Basic helix-loop-helix

CASP3

Caspase 3

CASP9

Caspase 9

CCK8

Cell Counting Kit-8

CRC

Colorectal cancer

EMT

Epithelial-to-mesenchymal transition

GO

Gene Ontology

HDAC

HES1-mediated histone deacetylase

HES

Hairy and enhancer of split

JNK

c-Jun N-terminal kinase

NC

Negative control

NICD

NOTCH intraCellular domain

qRT-PCR

Quantitative real-time PCR analysis

RIN

RNA Integrity Number

RNA-Seq

RNA-Sequencing

SACC

Salivary adenoid cystic carcinoma

SRA

Sequence Read Archive

TLE

Transducin-like enhancer of split

Background

SACC is the most common tumor in the minor salivary glands and the second most common tumor in the major salivary glands [1, 2]. Dockerty and Mayo determined that SACC exhibited aggressive features [3]. The disease is characterized by distant metastasis, a high-risk of relapse and a propensity for invading peripheral nerves. Most patients with SACC die within 5 to 20 years of diagnosis [4]. Regional lymph node metastasis was deemed clinically undetectable in affected patients, while hematogenous metastasis to the lungs, bone and liver was frequently reported in patients [5].

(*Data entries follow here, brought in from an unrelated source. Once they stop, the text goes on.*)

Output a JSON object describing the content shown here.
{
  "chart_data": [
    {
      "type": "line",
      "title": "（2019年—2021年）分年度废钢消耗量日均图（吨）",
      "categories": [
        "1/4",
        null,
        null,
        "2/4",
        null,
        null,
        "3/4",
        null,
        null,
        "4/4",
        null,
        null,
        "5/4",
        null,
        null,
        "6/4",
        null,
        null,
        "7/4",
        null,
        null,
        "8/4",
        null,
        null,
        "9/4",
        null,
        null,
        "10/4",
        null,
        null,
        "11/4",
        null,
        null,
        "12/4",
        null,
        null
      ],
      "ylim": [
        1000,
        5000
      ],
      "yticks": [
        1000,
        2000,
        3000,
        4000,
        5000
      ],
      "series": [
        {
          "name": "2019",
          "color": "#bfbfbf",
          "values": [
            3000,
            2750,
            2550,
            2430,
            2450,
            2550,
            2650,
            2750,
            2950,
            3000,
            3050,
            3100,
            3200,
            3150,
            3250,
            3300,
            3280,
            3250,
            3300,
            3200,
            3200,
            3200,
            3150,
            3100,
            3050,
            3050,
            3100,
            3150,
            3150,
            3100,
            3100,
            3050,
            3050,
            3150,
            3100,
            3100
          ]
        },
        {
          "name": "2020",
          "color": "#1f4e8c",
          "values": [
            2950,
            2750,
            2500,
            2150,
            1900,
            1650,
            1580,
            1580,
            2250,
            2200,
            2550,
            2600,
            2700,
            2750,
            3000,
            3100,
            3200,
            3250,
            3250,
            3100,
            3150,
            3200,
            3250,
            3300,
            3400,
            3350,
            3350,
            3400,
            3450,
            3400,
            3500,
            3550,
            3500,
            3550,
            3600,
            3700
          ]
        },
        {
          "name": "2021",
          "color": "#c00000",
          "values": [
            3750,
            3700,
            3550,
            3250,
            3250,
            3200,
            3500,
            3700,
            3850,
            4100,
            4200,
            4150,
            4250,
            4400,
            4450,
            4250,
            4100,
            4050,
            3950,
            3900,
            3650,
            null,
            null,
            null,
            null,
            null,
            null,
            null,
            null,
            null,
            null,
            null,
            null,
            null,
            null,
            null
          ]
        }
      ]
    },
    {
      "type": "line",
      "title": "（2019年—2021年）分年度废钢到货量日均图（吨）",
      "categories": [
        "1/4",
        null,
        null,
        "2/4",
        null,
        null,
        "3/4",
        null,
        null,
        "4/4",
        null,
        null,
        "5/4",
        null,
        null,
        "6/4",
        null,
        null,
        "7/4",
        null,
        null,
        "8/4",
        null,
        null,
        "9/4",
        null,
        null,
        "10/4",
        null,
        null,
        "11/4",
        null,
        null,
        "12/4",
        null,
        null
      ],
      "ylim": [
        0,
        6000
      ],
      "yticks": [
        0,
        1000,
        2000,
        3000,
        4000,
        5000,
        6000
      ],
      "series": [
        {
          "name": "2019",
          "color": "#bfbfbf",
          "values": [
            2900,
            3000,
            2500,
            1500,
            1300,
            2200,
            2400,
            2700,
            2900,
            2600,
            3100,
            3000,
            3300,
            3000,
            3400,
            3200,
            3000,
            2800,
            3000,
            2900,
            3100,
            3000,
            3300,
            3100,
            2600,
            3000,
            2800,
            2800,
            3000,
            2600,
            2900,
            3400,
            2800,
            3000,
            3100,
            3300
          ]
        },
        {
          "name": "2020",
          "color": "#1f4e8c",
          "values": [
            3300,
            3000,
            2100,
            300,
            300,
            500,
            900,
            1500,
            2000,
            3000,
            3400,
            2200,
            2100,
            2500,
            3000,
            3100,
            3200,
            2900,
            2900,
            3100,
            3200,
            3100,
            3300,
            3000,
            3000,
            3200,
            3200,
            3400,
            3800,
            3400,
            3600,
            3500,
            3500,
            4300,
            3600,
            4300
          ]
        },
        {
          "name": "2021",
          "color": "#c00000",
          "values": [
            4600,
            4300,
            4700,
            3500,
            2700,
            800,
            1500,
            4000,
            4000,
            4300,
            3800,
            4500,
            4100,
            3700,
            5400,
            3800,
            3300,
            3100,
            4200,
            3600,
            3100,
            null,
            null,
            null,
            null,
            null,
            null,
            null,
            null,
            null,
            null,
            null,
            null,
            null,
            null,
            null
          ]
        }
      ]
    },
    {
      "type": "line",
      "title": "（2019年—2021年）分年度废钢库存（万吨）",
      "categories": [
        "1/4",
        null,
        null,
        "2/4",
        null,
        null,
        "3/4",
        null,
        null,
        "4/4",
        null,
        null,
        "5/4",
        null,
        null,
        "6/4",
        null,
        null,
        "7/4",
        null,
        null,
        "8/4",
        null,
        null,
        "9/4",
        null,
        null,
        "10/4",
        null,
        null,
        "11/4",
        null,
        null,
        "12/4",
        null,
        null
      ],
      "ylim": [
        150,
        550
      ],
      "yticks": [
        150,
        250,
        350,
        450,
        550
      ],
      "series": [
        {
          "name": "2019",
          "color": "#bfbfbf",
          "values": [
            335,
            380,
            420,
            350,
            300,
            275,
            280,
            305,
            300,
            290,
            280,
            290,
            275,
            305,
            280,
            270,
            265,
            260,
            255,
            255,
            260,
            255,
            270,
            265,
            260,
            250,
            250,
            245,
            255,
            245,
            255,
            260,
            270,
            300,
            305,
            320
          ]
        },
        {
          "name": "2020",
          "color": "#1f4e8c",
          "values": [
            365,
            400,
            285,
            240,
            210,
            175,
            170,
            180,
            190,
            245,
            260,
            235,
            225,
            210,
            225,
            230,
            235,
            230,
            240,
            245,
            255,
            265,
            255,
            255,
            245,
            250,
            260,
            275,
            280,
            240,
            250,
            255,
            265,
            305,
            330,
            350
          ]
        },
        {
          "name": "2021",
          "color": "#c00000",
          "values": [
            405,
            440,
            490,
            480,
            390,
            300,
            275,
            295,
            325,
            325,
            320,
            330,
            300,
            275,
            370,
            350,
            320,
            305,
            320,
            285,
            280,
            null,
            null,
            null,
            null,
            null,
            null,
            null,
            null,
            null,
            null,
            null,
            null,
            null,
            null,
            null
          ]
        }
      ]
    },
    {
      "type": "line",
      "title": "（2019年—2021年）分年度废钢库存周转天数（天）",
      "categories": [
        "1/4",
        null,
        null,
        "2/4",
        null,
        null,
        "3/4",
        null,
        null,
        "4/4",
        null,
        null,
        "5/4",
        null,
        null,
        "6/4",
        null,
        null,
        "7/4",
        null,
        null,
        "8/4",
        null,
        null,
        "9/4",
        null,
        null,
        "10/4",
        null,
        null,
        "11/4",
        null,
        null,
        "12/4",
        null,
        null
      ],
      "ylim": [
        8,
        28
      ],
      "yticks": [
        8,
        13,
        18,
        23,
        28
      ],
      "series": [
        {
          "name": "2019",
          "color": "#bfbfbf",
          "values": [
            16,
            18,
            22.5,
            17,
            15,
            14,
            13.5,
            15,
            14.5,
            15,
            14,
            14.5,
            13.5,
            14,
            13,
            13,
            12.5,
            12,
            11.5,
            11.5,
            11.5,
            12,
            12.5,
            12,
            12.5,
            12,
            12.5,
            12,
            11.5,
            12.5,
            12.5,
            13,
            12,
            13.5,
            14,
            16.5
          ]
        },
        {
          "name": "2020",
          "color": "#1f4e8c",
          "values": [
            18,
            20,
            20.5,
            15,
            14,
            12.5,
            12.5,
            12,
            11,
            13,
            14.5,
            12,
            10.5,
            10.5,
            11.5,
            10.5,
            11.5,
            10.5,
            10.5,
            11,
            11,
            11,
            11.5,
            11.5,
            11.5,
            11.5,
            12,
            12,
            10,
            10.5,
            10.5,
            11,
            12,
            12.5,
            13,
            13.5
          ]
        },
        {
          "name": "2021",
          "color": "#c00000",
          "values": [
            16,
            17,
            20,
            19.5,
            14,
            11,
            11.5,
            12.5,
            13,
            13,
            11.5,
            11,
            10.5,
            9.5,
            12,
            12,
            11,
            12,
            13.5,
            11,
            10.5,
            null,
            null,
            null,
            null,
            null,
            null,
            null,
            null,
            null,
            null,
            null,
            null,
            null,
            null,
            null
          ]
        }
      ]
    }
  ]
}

NOTCH signaling pathway is a traditional and complex signal pathway, which relates to tissue differentiation and proliferation. There are four NOTCH receptors and five ligands to interactive with each other in mammal. The relationship between disordered NOTCH1 and tumor development has been hotly debated. A volume of reports have demonstrated the role of NOTCH1 acting as oncogene but also tumor suppressor genetically in different cancers. Yuan and colleagues [6] reported that breast cancer patients with NOTCH1 overexpression suffered a low recurrence free survival rate; Arcaroli et al. [7] found that a NOTCH1 gene copy number gain was a worse prognostic in colorectal cancer. On the other hand, several studies reported that high NOTCH1 and NOTCH2 expression with early tumor stages might indicate a tumor-suppressive role of NOTCH signaling in gastric cancer [8]. Intriguingly, hepatocellular carcinoma [9] and medulloblastoma [10] have been observed with both functions even in the same tumor type.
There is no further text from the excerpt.